Power Plant Drains the Colorado

Residents of Mesa Verde, a small town 60 miles north of Mexico, recently won official recognition of their protest against the second power plant in their community.
Mesa Verde residents have been living with poor water quality for decades on an aquifer that recently began supporting a 520-megawatt gas-powered plant, Blythe I [See Terrain, Fall 2002]. Blythe II, to be constructed next to Blythe I, would increase the water needed to cool the plants’ turbines to over 5,000 gallons per minute, pumped from the aquifer.
It’s not just Mesa Verde residents who would feel the suck. The California Energy Commission (CEC) and other agencies say the aquifer under Mesa Verde is part of the Colorado River recharge system. According to a recent CEC staff report, further demands on that system would have a “significant adverse effect on the waters of the Colorado.”

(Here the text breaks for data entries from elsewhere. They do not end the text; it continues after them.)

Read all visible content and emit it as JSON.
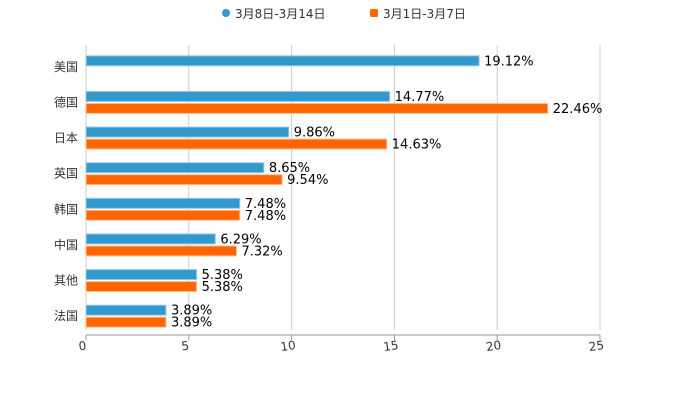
{
  "chart_data": {
    "type": "bar",
    "orientation": "horizontal",
    "categories": [
      "美国",
      "德国",
      "日本",
      "英国",
      "韩国",
      "中国",
      "其他",
      "法国"
    ],
    "series": [
      {
        "name": "3月8日-3月14日",
        "color": "#3399cc",
        "values": [
          19.12,
          14.77,
          9.86,
          8.65,
          7.48,
          6.29,
          5.38,
          3.89
        ],
        "labels": [
          "19.12%",
          "14.77%",
          "9.86%",
          "8.65%",
          "7.48%",
          "6.29%",
          "5.38%",
          "3.89%"
        ]
      },
      {
        "name": "3月1日-3月7日",
        "color": "#ff6600",
        "values": [
          null,
          22.46,
          14.63,
          9.54,
          7.48,
          7.32,
          5.38,
          3.89
        ],
        "labels": [
          null,
          "22.46%",
          "14.63%",
          "9.54%",
          "7.48%",
          "7.32%",
          "5.38%",
          "3.89%"
        ]
      }
    ],
    "xlim": [
      0,
      25
    ],
    "xticks": [
      "0",
      "5",
      "10",
      "15",
      "20",
      "25"
    ],
    "grid": true,
    "legend": "top-center",
    "title": "",
    "xlabel": "",
    "ylabel": ""
  }
}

But Bob Looper of Caithness Blythe, which is proposing Blythe II, calls the data inconclusive and says California does not clearly regulate groundwater. Should the state choose to do so, Looper says, a “voluntary water conservation offset plan” would include fallowing local agricultural ground to offset the plant’s water use. Most of the town’s 2,300 residents depend on jobs in neighboring citrus orchards.

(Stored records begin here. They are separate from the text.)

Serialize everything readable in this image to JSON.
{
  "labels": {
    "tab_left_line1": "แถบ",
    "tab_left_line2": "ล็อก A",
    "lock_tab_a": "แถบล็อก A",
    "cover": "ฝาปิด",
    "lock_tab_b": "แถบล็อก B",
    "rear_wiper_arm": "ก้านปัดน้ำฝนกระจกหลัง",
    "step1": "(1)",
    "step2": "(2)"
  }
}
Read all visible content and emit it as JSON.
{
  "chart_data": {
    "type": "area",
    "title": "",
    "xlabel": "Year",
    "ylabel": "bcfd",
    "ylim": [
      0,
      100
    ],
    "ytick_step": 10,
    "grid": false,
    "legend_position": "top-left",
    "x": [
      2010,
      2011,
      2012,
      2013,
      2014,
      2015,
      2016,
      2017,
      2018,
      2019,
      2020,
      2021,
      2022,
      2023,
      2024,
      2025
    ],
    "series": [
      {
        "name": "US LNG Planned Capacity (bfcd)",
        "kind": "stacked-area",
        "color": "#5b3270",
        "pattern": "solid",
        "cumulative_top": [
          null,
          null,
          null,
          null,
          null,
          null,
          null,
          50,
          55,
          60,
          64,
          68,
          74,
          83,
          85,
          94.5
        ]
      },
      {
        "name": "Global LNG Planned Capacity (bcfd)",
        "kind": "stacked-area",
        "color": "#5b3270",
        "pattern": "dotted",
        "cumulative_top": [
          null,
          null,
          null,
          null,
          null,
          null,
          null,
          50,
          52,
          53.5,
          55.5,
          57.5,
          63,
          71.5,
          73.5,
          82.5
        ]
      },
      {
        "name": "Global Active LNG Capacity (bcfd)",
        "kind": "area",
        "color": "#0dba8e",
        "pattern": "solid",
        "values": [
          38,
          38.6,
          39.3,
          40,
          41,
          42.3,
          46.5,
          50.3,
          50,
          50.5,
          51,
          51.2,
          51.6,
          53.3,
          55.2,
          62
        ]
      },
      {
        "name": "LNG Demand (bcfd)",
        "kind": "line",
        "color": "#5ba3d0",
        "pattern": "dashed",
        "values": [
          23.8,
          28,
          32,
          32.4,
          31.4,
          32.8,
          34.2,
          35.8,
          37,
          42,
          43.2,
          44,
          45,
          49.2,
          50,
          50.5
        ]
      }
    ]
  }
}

The distinction between ground and surface water is academic: “It’s a desert area with three inches of rainfall a year,” says Jeff Addiego of the Bureau of Reclamation, “and you withdraw one million acre feet and say it’s not the Colorado River? Give me a break.” Take from the Colorado River is regulated federally, which catapults both Blythe projects deep into California water politics. The draw from the Blythe projects, says Addiego, “would impact the amount of water that could be pumped by MWD [the water district that feeds LA]. MWD has the junior water right on the system; they get water after everyone else gets theirs.”

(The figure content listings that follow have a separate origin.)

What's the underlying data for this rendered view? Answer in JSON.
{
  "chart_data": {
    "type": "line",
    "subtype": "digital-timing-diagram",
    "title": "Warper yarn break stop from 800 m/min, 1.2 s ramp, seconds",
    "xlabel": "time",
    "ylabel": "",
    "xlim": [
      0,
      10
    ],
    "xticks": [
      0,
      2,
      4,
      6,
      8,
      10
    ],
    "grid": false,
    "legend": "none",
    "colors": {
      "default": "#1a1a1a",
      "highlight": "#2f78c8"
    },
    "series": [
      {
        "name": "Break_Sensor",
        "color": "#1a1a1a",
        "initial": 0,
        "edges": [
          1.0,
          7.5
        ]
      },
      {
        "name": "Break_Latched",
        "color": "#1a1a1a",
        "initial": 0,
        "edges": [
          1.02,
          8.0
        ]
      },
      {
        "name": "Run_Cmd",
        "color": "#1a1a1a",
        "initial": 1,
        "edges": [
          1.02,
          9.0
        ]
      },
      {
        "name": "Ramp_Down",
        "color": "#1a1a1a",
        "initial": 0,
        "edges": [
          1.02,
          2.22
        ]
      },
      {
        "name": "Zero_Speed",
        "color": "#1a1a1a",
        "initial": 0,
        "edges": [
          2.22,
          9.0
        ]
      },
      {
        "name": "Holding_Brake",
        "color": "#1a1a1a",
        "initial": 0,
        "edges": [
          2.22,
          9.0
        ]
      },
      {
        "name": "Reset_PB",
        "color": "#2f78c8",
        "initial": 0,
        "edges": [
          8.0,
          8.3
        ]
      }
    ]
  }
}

The CEC had planned to publish its first assessment of the application for Blythe II late this summer. This process is “considerably behind schedule,” due to water concerns and other issues.
Meanwhile, a lawsuit filed on behalf of community members alleging that the environmental analysis under which Blythe I was approved was flawed, may finally be heard in Riverside Superior Court. The suit was originally thrown out on a technicality in May 2001.